YOU GET OVER HERE AND LET ME GIVE YOU A HUG THAT’S HOW. Jaykay. That won’t do anything.

Let me tell you a shortened version of a long and painful story. The first girl I ever fell for, REALLY fell for, fell CRAZY for, I only dated for about 5 weeks. Ridiculous, I know, but it’s hard to distinguish your feelings when you’ve never had them. I couldn’t sleep b/c I thought about her too much. I couldn’t concentrate in classes, I wanted to impress her, I wanted her to want me forever. I told her I was crazy about her, I couldn’t stop talking about how much I liked her. I was her first girlfriend, and she was sort of scared, which I understood. Right before I left for fall break she asked if we could take things a little slower and I was, of course, fine with that. When I returned things were weird. I hated it. I didn’t know how to explain what was going on, but I had a constant sinking feeling in my stomach. I knew things weren’t the same, but I tried to ignore it.

A few days later I finally found out what was up. She’d been seeing someone else. They started hooking up while I was gone (on my birthday, actually). The story is much more dramatic if you ever wanna hear it one day, but that’s not the important part. The important part is the fact that I was exactly where you are, thedamester. I was torn into tiny pieces and had no fucking clue how to get those pieces back together. For 1.5 years I was like that. I mean, I dated other people, I was over it, wasn’t a big deal…but truthfully, every time I saw her I felt a twinge, and that twinge didn’t go away.

Feelings don’t just come and go when you want them to, it has a lot to do with growing and defining those feelings. What I had with GirlWhoSucks was nothing compared to the love and trust I’ve experienced since then.

I encourage you to be thankful for these feelings, but let yourself experience them a little more. Don’t rush into anything and proclaim your love for someone just because it feels right in that one moment. Let your immediate crush-love turn into something more. Allow them to fall for you too. Enjoy your excitement and share every moment you can, but let them initiate a little. Give them space, give them the chance them miss you.
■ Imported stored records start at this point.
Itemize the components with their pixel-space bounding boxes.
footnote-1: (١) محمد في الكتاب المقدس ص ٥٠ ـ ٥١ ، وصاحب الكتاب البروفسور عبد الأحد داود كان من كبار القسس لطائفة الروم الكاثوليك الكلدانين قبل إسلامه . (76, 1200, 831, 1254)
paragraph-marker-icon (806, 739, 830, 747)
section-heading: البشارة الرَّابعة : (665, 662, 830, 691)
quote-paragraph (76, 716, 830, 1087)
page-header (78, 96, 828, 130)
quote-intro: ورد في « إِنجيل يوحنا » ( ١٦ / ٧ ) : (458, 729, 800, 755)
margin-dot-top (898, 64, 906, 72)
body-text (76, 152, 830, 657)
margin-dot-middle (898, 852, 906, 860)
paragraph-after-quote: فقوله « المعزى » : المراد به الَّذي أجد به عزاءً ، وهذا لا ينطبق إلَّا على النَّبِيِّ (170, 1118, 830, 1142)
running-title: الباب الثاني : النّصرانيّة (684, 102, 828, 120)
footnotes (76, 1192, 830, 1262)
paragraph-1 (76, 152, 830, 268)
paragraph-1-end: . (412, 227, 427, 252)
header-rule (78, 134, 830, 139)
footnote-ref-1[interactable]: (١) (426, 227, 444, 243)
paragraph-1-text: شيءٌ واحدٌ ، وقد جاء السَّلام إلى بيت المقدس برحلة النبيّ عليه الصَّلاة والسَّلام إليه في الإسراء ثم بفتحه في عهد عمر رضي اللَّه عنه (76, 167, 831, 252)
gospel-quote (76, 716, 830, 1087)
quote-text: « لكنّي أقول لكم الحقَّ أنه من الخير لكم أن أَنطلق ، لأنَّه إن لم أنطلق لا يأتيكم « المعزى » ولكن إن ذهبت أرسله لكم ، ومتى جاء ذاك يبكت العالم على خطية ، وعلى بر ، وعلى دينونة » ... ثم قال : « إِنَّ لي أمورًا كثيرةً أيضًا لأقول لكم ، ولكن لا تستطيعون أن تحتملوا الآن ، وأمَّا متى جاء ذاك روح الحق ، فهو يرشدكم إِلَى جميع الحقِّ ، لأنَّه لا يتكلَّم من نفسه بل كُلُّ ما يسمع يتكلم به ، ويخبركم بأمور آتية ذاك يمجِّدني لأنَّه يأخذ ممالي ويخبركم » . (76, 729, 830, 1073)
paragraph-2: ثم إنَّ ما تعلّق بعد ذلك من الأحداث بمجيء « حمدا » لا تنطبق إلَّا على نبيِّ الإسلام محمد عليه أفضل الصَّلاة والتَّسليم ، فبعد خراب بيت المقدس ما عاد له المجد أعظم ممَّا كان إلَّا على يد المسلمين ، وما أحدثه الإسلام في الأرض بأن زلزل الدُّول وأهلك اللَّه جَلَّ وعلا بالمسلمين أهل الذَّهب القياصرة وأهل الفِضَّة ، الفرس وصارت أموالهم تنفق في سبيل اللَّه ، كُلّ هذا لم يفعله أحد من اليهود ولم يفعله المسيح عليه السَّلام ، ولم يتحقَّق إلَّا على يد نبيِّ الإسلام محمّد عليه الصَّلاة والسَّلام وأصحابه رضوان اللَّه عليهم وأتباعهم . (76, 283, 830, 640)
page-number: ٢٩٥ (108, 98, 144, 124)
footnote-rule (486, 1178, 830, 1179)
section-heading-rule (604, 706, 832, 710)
Don’t try to stop yourself from feeling, that’s a lost cause, but instead of texting them EVERY time you think about them, do it every 10th time.

Kristin Says:

When Dannielle and I were picking our weekly line-up of questions (we do that…we are professional and business-like), I read this question and was like, “Dannielle this one is so awesome, because WE ALL DO THIS.”  It isn’t true, of course…we don’t all wear our hearts on our sleeves, but I do…and I typically use myself as the representation for the whole world.

So.

Thing number one: Sometimes it is not possible to stop this ridiculous behavior.  I have been in relationships that are many years long, and I’ve still fallen into pockets where I drown my partner in love…I have a lot of feelings.

Thing number two: Dannielle is right, the older you get and the more relationships you trudge through, the more you learn how your loving self works, and the better control you will have over those tumultuous emotions.

Thing number three: Try to remind yourself that the person you care for knows that you care for them, and that saying it one time means a lot more then saying it 47 times.  I know it is hard.  Trust me…when I love someone I am like a screaming tea kettle…but it is much more efficient to let out the steam slowly and not spill your hot water all over the place. #metaphors

Thing number four:  You aren’t crazy.  Ok.  You are crazy, but so am I…and so are most of us.  Know that it will get easier over time, and that those feelings are super wonderful, and you aren’t dumb or silly or weird for feeling out of control when they are banging around in your insides.